Многообразие форм коррупции таково, что сравнение с гидрой подходит ей как нельзя лучше. Перечислим лишь некоторые из них: это обструкция, вымогательство, хищение имущества, фальсификация документов, мошенничество, всякого рода должностные преступления, взяточничество, запугивание. Существуют также различные ее виды: кумовство, непотизм, фаворитизм, торговля влиянием. Список можно продолжить. Примечательно, что сам этот термин — «коррупция», то есть «разложение», — обычно наводит нас на мысль именно о таких практиках, хотя это слово может применяться как к природному миру (в смысле гниения фрукта или занесения инфекции в организм), так и к миру вещей (когда шатается спинка стула или изнашивается одежда). Само то, что нам кажется очевидным иметь в виду под коррупцией прежде всего отклоняющиеся от нормы действия человека, указывает на то, что проблема коррупции нас заботит и вместе с тем весьма беспокоит.
Вопрос этот довольно обширен, и для множества мыслителей, целью которых было предложить для борьбы с этим охватившим весь мир недугом какие-то этические основы, он уже не раз служил предметом рефлексии. Мне бы хотелось остановиться лишь на одном из аспектов этой проблемы — когда мы говорим о коррупции, он первым приходит на ум: речь идет о ситуациях, когда в обмен на услуги, обеспечивающие финансовые выгоды, или на социальные преимущества, дающие доступ к искомым благам, берут деньги. С такой точки зрения небезынтересно обратиться к определению коррупции, которое было предложено НПО Transparency International: коррупция заключается в употреблении институциональной власти в личных целях.
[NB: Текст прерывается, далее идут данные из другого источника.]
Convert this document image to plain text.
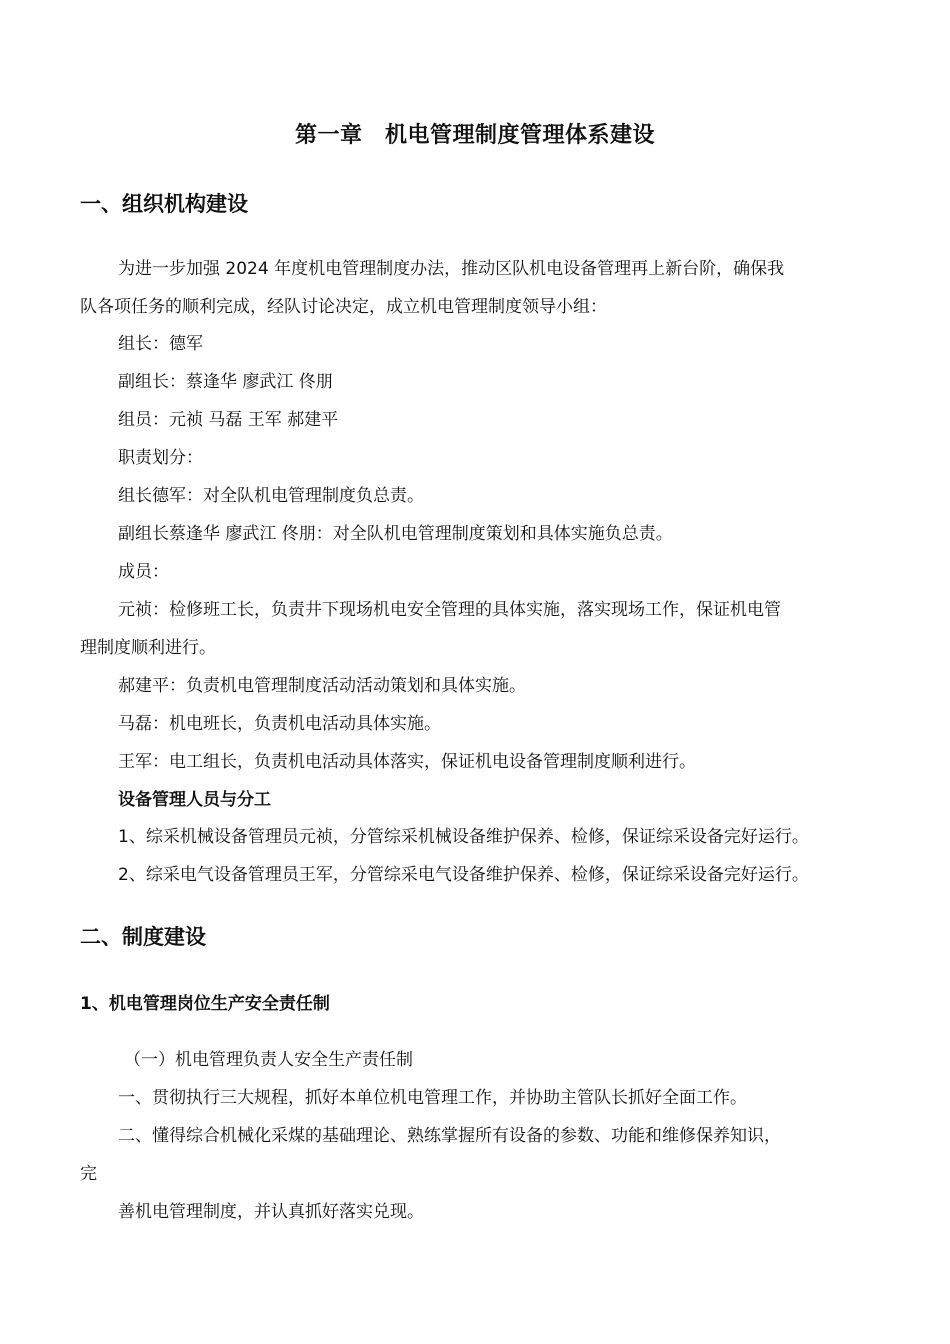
第一章　机电管理制度管理体系建设
一、组织机构建设

为进一步加强 2024 年度机电管理制度办法，推动区队机电设备管理再上新台阶，确保我

队各项任务的顺利完成，经队讨论决定，成立机电管理制度领导小组：

组长：德军

副组长：蔡逢华 廖武江 佟朋

组员：元祯 马磊 王军 郝建平

职责划分：

组长德军：对全队机电管理制度负总责。

副组长蔡逢华 廖武江 佟朋：对全队机电管理制度策划和具体实施负总责。

成员：

元祯：检修班工长，负责井下现场机电安全管理的具体实施，落实现场工作，保证机电管

理制度顺利进行。

郝建平：负责机电管理制度活动活动策划和具体实施。

马磊：机电班长，负责机电活动具体实施。

王军：电工组长，负责机电活动具体落实，保证机电设备管理制度顺利进行。

设备管理人员与分工

1、综采机械设备管理员元祯，分管综采机械设备维护保养、检修，保证综采设备完好运行。

2、综采电气设备管理员王军，分管综采电气设备维护保养、检修，保证综采设备完好运行。

二、制度建设
1、机电管理岗位生产安全责任制

（一）机电管理负责人安全生产责任制

一、贯彻执行三大规程，抓好本单位机电管理工作，并协助主管队长抓好全面工作。

二、懂得综合机械化采煤的基础理论、熟练掌握所有设备的参数、功能和维修保养知识，

完

善机电管理制度，并认真抓好落实兑现。
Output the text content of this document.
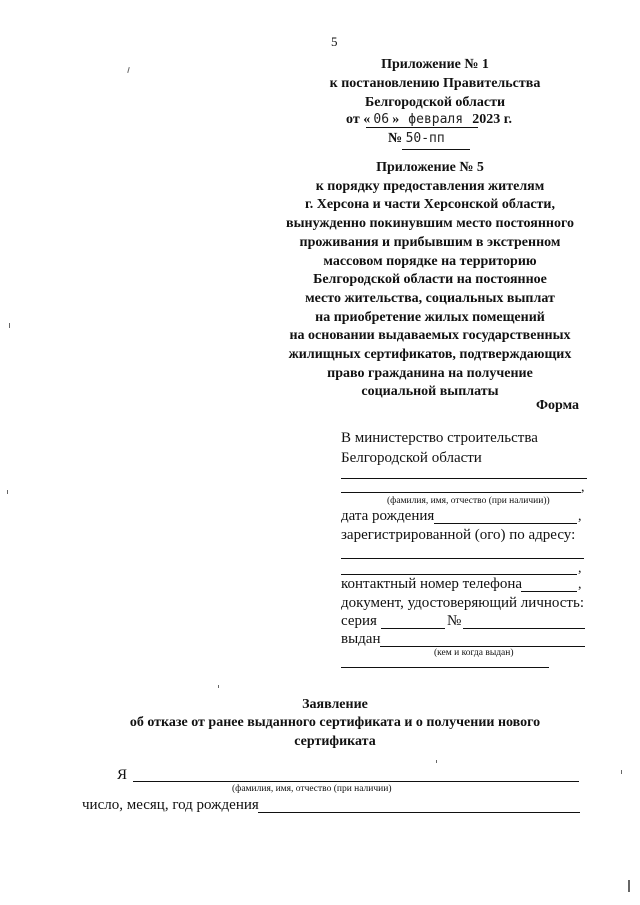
5
Приложение № 1
к постановлению Правительства
Белгородской области
от « 06 » февраля 2023 г.
№ 50-пп
Приложение № 5
к порядку предоставления жителям
г. Херсона и части Херсонской области,
вынужденно покинувшим место постоянного
проживания и прибывшим в экстренном
массовом порядке на территорию
Белгородской области на постоянное
место жительства, социальных выплат
на приобретение жилых помещений
на основании выдаваемых государственных
жилищных сертификатов, подтверждающих
право гражданина на получение
социальной выплаты
Форма
В министерство строительства
Белгородской области
,
(фамилия, имя, отчество (при наличии))
дата рождения	,
зарегистрированной (ого) по адресу:
,
контактный номер телефона	,
документ, удостоверяющий личность:
серия	№
выдан
(кем и когда выдан)
Заявление
об отказе от ранее выданного сертификата и о получении нового
сертификата
Я
(фамилия, имя, отчество (при наличии)
число, месяц, год рождения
Любопытно же это определение потому, что оно затрагивает самую суть проблемы, а именно то, что все относящееся к сфере публичного или коллективного не только рассматривается вне рыночного обмена, но также и ставит под запрет любые попытки личного обогащения (это не означает, однако, что эта сфера находится вне экономического порядка как такового, ибо все принадлежащие к ней институты или организации предполагают инвестиции и существуют благодаря им).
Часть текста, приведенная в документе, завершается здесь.